Some look at me like I’m a wild character from a movie—the girl in a band, maybe, who spends her nights in dimly lit bars strumming an acoustic guitar. I don’t even play an instrument, unless you count the rhythm game I downloaded during lockdown. Still, I let them think their little rockstar fantasy. It’s kind of poetic, in its own way. Other times, the reaction is… different.

It’s the way someone might shift their bag a little closer, or the way their eyes turn away when I catch their gaze. Fear, or maybe just discomfort. It makes me wonder how skin with colors and lines can scare someone who’s never even spoken to me. Older people sometimes look at me like I’ve wandered out of the “good girl” storyline they expected me to be in. Like I’m too loud, too visible, too something. And maybe I am. Maybe my tattoos do speak for me before I even open my mouth. But what they say isn’t what people think.
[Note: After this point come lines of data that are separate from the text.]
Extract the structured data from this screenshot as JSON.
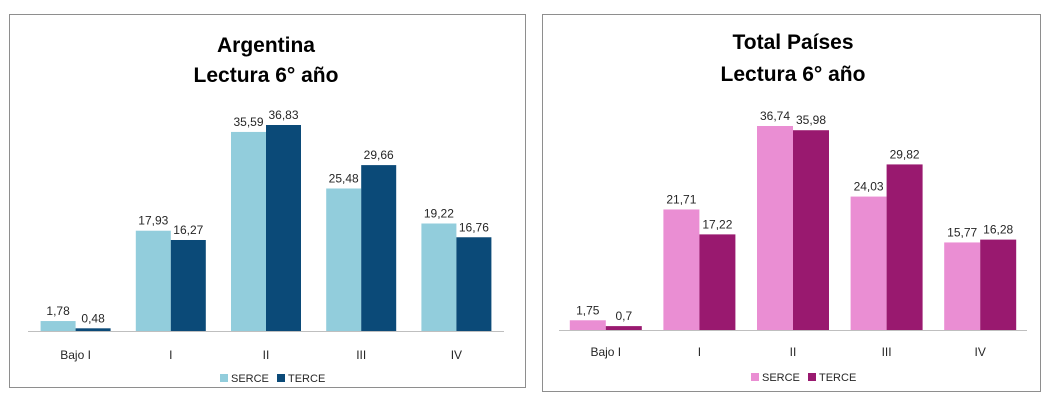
{
  "chart_data": [
    {
      "type": "bar",
      "title": "Argentina",
      "subtitle": "Lectura 6° año",
      "categories": [
        "Bajo I",
        "I",
        "II",
        "III",
        "IV"
      ],
      "series": [
        {
          "name": "SERCE",
          "color": "#92CDDC",
          "values": [
            1.78,
            17.93,
            35.59,
            25.48,
            19.22
          ],
          "labels": [
            "1,78",
            "17,93",
            "35,59",
            "25,48",
            "19,22"
          ]
        },
        {
          "name": "TERCE",
          "color": "#0B4A78",
          "values": [
            0.48,
            16.27,
            36.83,
            29.66,
            16.76
          ],
          "labels": [
            "0,48",
            "16,27",
            "36,83",
            "29,66",
            "16,76"
          ]
        }
      ],
      "ylim": [
        0,
        36.83
      ],
      "grid": false,
      "legend": "bottom"
    },
    {
      "type": "bar",
      "title": "Total Países",
      "subtitle": "Lectura 6° año",
      "categories": [
        "Bajo I",
        "I",
        "II",
        "III",
        "IV"
      ],
      "series": [
        {
          "name": "SERCE",
          "color": "#EA8ED3",
          "values": [
            1.75,
            21.71,
            36.74,
            24.03,
            15.77
          ],
          "labels": [
            "1,75",
            "21,71",
            "36,74",
            "24,03",
            "15,77"
          ]
        },
        {
          "name": "TERCE",
          "color": "#99196F",
          "values": [
            0.7,
            17.22,
            35.98,
            29.82,
            16.28
          ],
          "labels": [
            "0,7",
            "17,22",
            "35,98",
            "29,82",
            "16,28"
          ]
        }
      ],
      "ylim": [
        0,
        36.74
      ],
      "grid": false,
      "legend": "bottom"
    }
  ]
}
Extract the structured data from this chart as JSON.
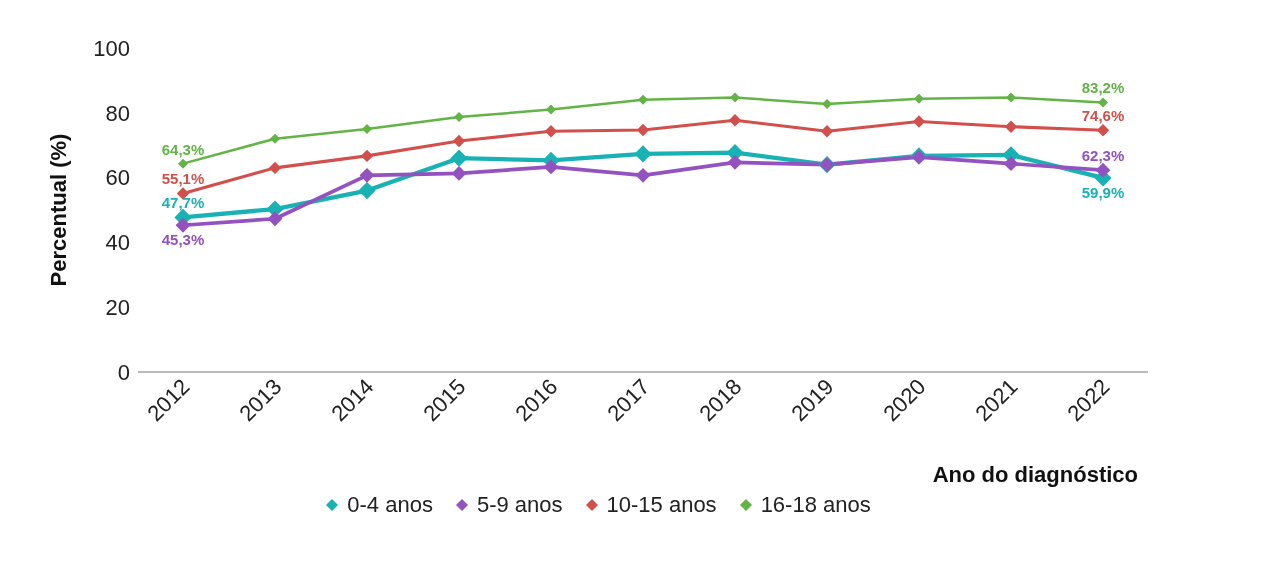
{
  "chart_data": {
    "type": "line",
    "ylabel": "Percentual (%)",
    "xlabel": "Ano do diagnóstico",
    "categories": [
      "2012",
      "2013",
      "2014",
      "2015",
      "2016",
      "2017",
      "2018",
      "2019",
      "2020",
      "2021",
      "2022"
    ],
    "ylim": [
      0,
      100
    ],
    "yticks": [
      0,
      20,
      40,
      60,
      80,
      100
    ],
    "grid": false,
    "legend": "bottom",
    "marker": "diamond",
    "line_style": "solid",
    "series": [
      {
        "name": "0-4 anos",
        "color": "#19b2b4",
        "values": [
          47.7,
          50.3,
          56,
          66,
          65.3,
          67.3,
          67.7,
          64,
          66.7,
          67,
          59.9
        ],
        "value_labels": [
          "47,7%",
          null,
          null,
          null,
          null,
          null,
          null,
          null,
          null,
          null,
          "59,9%"
        ]
      },
      {
        "name": "5-9 anos",
        "color": "#9352bf",
        "values": [
          45.3,
          47.3,
          60.7,
          61.3,
          63.3,
          60.7,
          64.7,
          64,
          66.3,
          64.3,
          62.3
        ],
        "value_labels": [
          "45,3%",
          null,
          null,
          null,
          null,
          null,
          null,
          null,
          null,
          null,
          "62,3%"
        ]
      },
      {
        "name": "10-15 anos",
        "color": "#d1504b",
        "values": [
          55.1,
          63,
          66.7,
          71.3,
          74.3,
          74.7,
          77.7,
          74.3,
          77.3,
          75.7,
          74.6
        ],
        "value_labels": [
          "55,1%",
          null,
          null,
          null,
          null,
          null,
          null,
          null,
          null,
          null,
          "74,6%"
        ]
      },
      {
        "name": "16-18 anos",
        "color": "#62b446",
        "values": [
          64.3,
          72,
          75,
          78.7,
          81,
          84,
          84.7,
          82.7,
          84.3,
          84.7,
          83.2
        ],
        "value_labels": [
          "64,3%",
          null,
          null,
          null,
          null,
          null,
          null,
          null,
          null,
          null,
          "83,2%"
        ]
      }
    ]
  }
}
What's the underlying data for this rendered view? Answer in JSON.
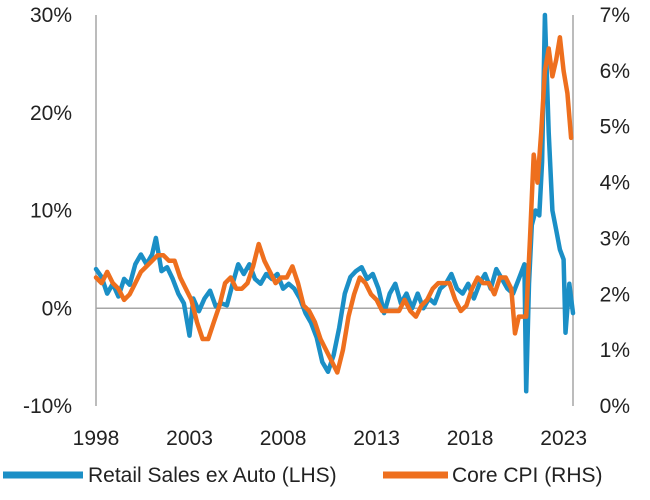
{
  "chart_data": {
    "type": "line",
    "title": "",
    "xlabel": "",
    "x_ticks": [
      "1998",
      "2003",
      "2008",
      "2013",
      "2018",
      "2023"
    ],
    "x_range": [
      1998,
      2023.5
    ],
    "y_left": {
      "range": [
        -10,
        30
      ],
      "ticks": [
        -10,
        0,
        10,
        20,
        30
      ],
      "tick_labels": [
        "-10%",
        "0%",
        "10%",
        "20%",
        "30%"
      ]
    },
    "y_right": {
      "range": [
        0,
        7
      ],
      "ticks": [
        0,
        1,
        2,
        3,
        4,
        5,
        6,
        7
      ],
      "tick_labels": [
        "0%",
        "1%",
        "2%",
        "3%",
        "4%",
        "5%",
        "6%",
        "7%"
      ]
    },
    "grid": false,
    "legend_position": "bottom",
    "colors": {
      "retail": "#1b8fc6",
      "cpi": "#ee6f1e",
      "axis": "#a6a6a6",
      "zero": "#a6a6a6"
    },
    "series": [
      {
        "name": "Retail Sales ex Auto (LHS)",
        "axis": "left",
        "color": "#1b8fc6",
        "points": [
          [
            1998.0,
            4.0
          ],
          [
            1998.3,
            3.2
          ],
          [
            1998.6,
            1.5
          ],
          [
            1998.9,
            2.5
          ],
          [
            1999.2,
            1.2
          ],
          [
            1999.5,
            3.0
          ],
          [
            1999.8,
            2.4
          ],
          [
            2000.1,
            4.5
          ],
          [
            2000.4,
            5.5
          ],
          [
            2000.7,
            4.5
          ],
          [
            2001.0,
            5.5
          ],
          [
            2001.2,
            7.2
          ],
          [
            2001.5,
            3.8
          ],
          [
            2001.8,
            4.2
          ],
          [
            2002.1,
            3.0
          ],
          [
            2002.4,
            1.5
          ],
          [
            2002.7,
            0.5
          ],
          [
            2003.0,
            -2.8
          ],
          [
            2003.2,
            1.0
          ],
          [
            2003.5,
            -0.3
          ],
          [
            2003.8,
            1.0
          ],
          [
            2004.1,
            1.8
          ],
          [
            2004.4,
            0.2
          ],
          [
            2004.7,
            0.5
          ],
          [
            2005.0,
            0.3
          ],
          [
            2005.3,
            2.5
          ],
          [
            2005.6,
            4.5
          ],
          [
            2005.9,
            3.5
          ],
          [
            2006.2,
            4.5
          ],
          [
            2006.5,
            3.0
          ],
          [
            2006.8,
            2.5
          ],
          [
            2007.1,
            3.5
          ],
          [
            2007.4,
            3.0
          ],
          [
            2007.7,
            3.5
          ],
          [
            2008.0,
            2.0
          ],
          [
            2008.3,
            2.5
          ],
          [
            2008.6,
            2.0
          ],
          [
            2008.9,
            1.0
          ],
          [
            2009.2,
            -0.5
          ],
          [
            2009.5,
            -1.5
          ],
          [
            2009.8,
            -3.0
          ],
          [
            2010.1,
            -5.5
          ],
          [
            2010.4,
            -6.5
          ],
          [
            2010.7,
            -4.8
          ],
          [
            2011.0,
            -2.0
          ],
          [
            2011.3,
            1.5
          ],
          [
            2011.6,
            3.2
          ],
          [
            2011.9,
            3.8
          ],
          [
            2012.2,
            4.2
          ],
          [
            2012.5,
            3.0
          ],
          [
            2012.8,
            3.5
          ],
          [
            2013.1,
            2.0
          ],
          [
            2013.4,
            -0.5
          ],
          [
            2013.7,
            1.5
          ],
          [
            2014.0,
            2.5
          ],
          [
            2014.3,
            0.5
          ],
          [
            2014.6,
            1.5
          ],
          [
            2014.9,
            0.0
          ],
          [
            2015.2,
            1.5
          ],
          [
            2015.5,
            0.0
          ],
          [
            2015.8,
            1.0
          ],
          [
            2016.1,
            0.5
          ],
          [
            2016.4,
            2.0
          ],
          [
            2016.7,
            2.5
          ],
          [
            2017.0,
            3.5
          ],
          [
            2017.3,
            2.0
          ],
          [
            2017.6,
            1.5
          ],
          [
            2017.9,
            2.5
          ],
          [
            2018.2,
            1.0
          ],
          [
            2018.5,
            2.5
          ],
          [
            2018.8,
            3.5
          ],
          [
            2019.1,
            2.0
          ],
          [
            2019.4,
            4.0
          ],
          [
            2019.7,
            3.0
          ],
          [
            2020.0,
            2.0
          ],
          [
            2020.3,
            1.5
          ],
          [
            2020.6,
            3.0
          ],
          [
            2020.9,
            4.5
          ],
          [
            2021.0,
            -8.5
          ],
          [
            2021.15,
            2.5
          ],
          [
            2021.3,
            8.5
          ],
          [
            2021.5,
            10.0
          ],
          [
            2021.7,
            9.5
          ],
          [
            2021.85,
            15.0
          ],
          [
            2022.0,
            30.0
          ],
          [
            2022.2,
            18.0
          ],
          [
            2022.4,
            10.0
          ],
          [
            2022.6,
            8.0
          ],
          [
            2022.8,
            6.0
          ],
          [
            2023.0,
            5.0
          ],
          [
            2023.1,
            -2.5
          ],
          [
            2023.3,
            2.5
          ],
          [
            2023.5,
            -0.5
          ]
        ]
      },
      {
        "name": "Core CPI (RHS)",
        "axis": "right",
        "color": "#ee6f1e",
        "points": [
          [
            1998.0,
            2.3
          ],
          [
            1998.3,
            2.2
          ],
          [
            1998.6,
            2.4
          ],
          [
            1998.9,
            2.2
          ],
          [
            1999.2,
            2.1
          ],
          [
            1999.5,
            1.9
          ],
          [
            1999.8,
            2.0
          ],
          [
            2000.1,
            2.2
          ],
          [
            2000.4,
            2.4
          ],
          [
            2000.7,
            2.5
          ],
          [
            2001.0,
            2.6
          ],
          [
            2001.3,
            2.7
          ],
          [
            2001.6,
            2.7
          ],
          [
            2001.9,
            2.6
          ],
          [
            2002.2,
            2.6
          ],
          [
            2002.5,
            2.3
          ],
          [
            2002.8,
            2.1
          ],
          [
            2003.1,
            1.9
          ],
          [
            2003.4,
            1.5
          ],
          [
            2003.7,
            1.2
          ],
          [
            2004.0,
            1.2
          ],
          [
            2004.3,
            1.5
          ],
          [
            2004.6,
            1.8
          ],
          [
            2004.9,
            2.2
          ],
          [
            2005.2,
            2.3
          ],
          [
            2005.5,
            2.1
          ],
          [
            2005.8,
            2.1
          ],
          [
            2006.1,
            2.2
          ],
          [
            2006.4,
            2.5
          ],
          [
            2006.7,
            2.9
          ],
          [
            2007.0,
            2.6
          ],
          [
            2007.3,
            2.4
          ],
          [
            2007.6,
            2.2
          ],
          [
            2007.9,
            2.3
          ],
          [
            2008.2,
            2.3
          ],
          [
            2008.5,
            2.5
          ],
          [
            2008.8,
            2.2
          ],
          [
            2009.1,
            1.8
          ],
          [
            2009.4,
            1.7
          ],
          [
            2009.7,
            1.5
          ],
          [
            2010.0,
            1.2
          ],
          [
            2010.3,
            1.0
          ],
          [
            2010.6,
            0.8
          ],
          [
            2010.9,
            0.6
          ],
          [
            2011.2,
            1.0
          ],
          [
            2011.5,
            1.6
          ],
          [
            2011.8,
            2.0
          ],
          [
            2012.1,
            2.3
          ],
          [
            2012.4,
            2.2
          ],
          [
            2012.7,
            2.0
          ],
          [
            2013.0,
            1.9
          ],
          [
            2013.3,
            1.7
          ],
          [
            2013.6,
            1.7
          ],
          [
            2013.9,
            1.7
          ],
          [
            2014.2,
            1.7
          ],
          [
            2014.5,
            1.9
          ],
          [
            2014.8,
            1.7
          ],
          [
            2015.1,
            1.6
          ],
          [
            2015.4,
            1.8
          ],
          [
            2015.7,
            1.9
          ],
          [
            2016.0,
            2.1
          ],
          [
            2016.3,
            2.2
          ],
          [
            2016.6,
            2.2
          ],
          [
            2016.9,
            2.2
          ],
          [
            2017.2,
            1.9
          ],
          [
            2017.5,
            1.7
          ],
          [
            2017.8,
            1.8
          ],
          [
            2018.1,
            2.1
          ],
          [
            2018.4,
            2.3
          ],
          [
            2018.7,
            2.2
          ],
          [
            2019.0,
            2.2
          ],
          [
            2019.3,
            2.0
          ],
          [
            2019.6,
            2.3
          ],
          [
            2019.9,
            2.3
          ],
          [
            2020.2,
            2.1
          ],
          [
            2020.4,
            1.3
          ],
          [
            2020.6,
            1.6
          ],
          [
            2020.8,
            1.6
          ],
          [
            2021.0,
            1.6
          ],
          [
            2021.2,
            3.0
          ],
          [
            2021.4,
            4.5
          ],
          [
            2021.6,
            4.0
          ],
          [
            2021.8,
            4.9
          ],
          [
            2022.0,
            6.0
          ],
          [
            2022.2,
            6.4
          ],
          [
            2022.4,
            5.9
          ],
          [
            2022.6,
            6.2
          ],
          [
            2022.8,
            6.6
          ],
          [
            2023.0,
            6.0
          ],
          [
            2023.2,
            5.6
          ],
          [
            2023.4,
            4.8
          ]
        ]
      }
    ]
  }
}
Because my tattoos don’t shout rebellion—they whisper becoming. They’re love letters to the girl I was and the woman I’m growing into. Before the ink, I felt like a sketch—lines with no shading, almost afraid to take up the page. The day I got my first tattoo, I felt like I’d added color to myself. Each one after that was another layer of courage, another truth I was ready to wear.

I love art because it changes the way you see the world. I love poetry because it changes the way you feel the world. And I love my tattoos because they’re the place where art, poetry, and myself meet.

Sure, the world still stares. Sure, it still guesses and judges and sometimes turns away. But I also believe the world can learn—that curiosity can replace fear, that beauty can be more than what we were told it should be.

I’m in my 20s, and I continue to dream. I dream of a world where women can wear their stories without being reduced to them. I dream of a world where skin is just another canvas, and where no one’s afraid to paint it with whatever makes them feel alive.

Until then, I’ll keep walking my little gallery of ink through the streets. Loud. Proud. And completely, beautifully me.